Poster
in
Workshop: NeurIPS 2023 Workshop: Machine Learning and the Physical Sciences
Beyond PID Controllers: PPO with Neuralized PID Policy for Proton Beam Intensity Control in Mu2e
Jerry Yao-Chieh Hu · Chenwei Xu · Aakaash Narayanan · Mattson Thieme · Vladimir Nagaslaev · Mark Austin · Jeremy Arnold · Jose Berlioz · Pierrick Hanlet · Aisha Ibrahim · Dennis Nicklaus · Jovan Mitrevski · Gauri Pradhan · Andrea Saewert · Kiyomi Seiya · Brian Schupbach · Randy Thurman-Keup · Nhan Tran · Rui Shi · Seda Ogrenci · Alexis Maya-Isabelle Shuping · Kyle Hazelwood · Han Liu
We introduce a novel Proximal Policy Optimization (PPO) algorithm aimed at addressing the challenge of maintaining a uniform proton beam intensity delivery in the Muon to Electron Conversion Experiment (Mu2e) at Fermi National Accelerator Laboratory (Fermilab).

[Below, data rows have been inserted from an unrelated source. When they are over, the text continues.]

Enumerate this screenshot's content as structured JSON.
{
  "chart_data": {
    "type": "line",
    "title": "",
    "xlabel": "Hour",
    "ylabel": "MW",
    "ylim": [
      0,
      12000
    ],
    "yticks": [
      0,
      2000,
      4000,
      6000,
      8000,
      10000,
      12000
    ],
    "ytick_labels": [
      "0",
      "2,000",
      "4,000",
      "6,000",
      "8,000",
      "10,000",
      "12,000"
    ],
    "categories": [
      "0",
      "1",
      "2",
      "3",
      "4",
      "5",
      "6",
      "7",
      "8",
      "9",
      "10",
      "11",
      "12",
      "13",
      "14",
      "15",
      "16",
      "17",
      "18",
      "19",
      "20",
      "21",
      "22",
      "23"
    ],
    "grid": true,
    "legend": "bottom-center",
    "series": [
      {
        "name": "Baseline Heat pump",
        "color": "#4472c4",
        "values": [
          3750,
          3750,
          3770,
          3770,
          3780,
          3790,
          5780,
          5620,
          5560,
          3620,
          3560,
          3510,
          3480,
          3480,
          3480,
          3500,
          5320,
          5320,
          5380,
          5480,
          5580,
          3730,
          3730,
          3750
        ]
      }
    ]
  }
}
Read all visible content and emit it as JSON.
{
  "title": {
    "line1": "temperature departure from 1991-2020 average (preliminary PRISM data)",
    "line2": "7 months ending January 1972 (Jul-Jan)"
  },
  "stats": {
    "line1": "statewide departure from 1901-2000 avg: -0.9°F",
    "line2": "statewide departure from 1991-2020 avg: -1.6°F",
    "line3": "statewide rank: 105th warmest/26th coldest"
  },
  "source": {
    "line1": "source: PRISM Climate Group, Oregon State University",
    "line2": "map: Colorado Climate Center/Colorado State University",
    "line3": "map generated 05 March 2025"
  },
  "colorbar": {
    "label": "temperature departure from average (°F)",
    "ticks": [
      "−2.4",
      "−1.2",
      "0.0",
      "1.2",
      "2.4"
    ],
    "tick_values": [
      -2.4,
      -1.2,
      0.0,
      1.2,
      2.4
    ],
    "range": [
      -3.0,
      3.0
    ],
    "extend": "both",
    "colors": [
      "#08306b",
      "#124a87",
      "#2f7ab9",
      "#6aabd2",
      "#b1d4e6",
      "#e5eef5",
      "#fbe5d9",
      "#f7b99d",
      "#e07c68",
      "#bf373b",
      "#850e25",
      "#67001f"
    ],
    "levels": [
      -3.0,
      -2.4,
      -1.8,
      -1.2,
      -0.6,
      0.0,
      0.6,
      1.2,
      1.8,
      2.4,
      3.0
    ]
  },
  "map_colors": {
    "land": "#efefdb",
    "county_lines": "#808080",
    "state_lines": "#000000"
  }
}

Our primary objective is to regulate the spill process to ensure a consistent intensity profile, with the ultimate goal of creating an automated controller capable of providing real-time feedback and calibration of the Spill Regulation System (SRS) parameters on a millisecond timescale. We treat the Mu2e accelerator system as a Markov Decision Process suitable for Reinforcement Learning (RL), utilizing PPO to reduce bias and enhance training stability. A key innovation in our approach is the integration of neuralized PID controller into the policy function, resulting in a significant improvement in the Spill Duty Factor (SDF) by 9.4\%, surpassing the performance of the current PID controller baseline by an additional 2.2\%. This paper presents the preliminary offline results based on a differentiable simulator of the Mu2e accelerator. It paves the ground works for real-time implementations and applications, representing a crucial step towards automated proton beam intensity control for the Mu2e experiment.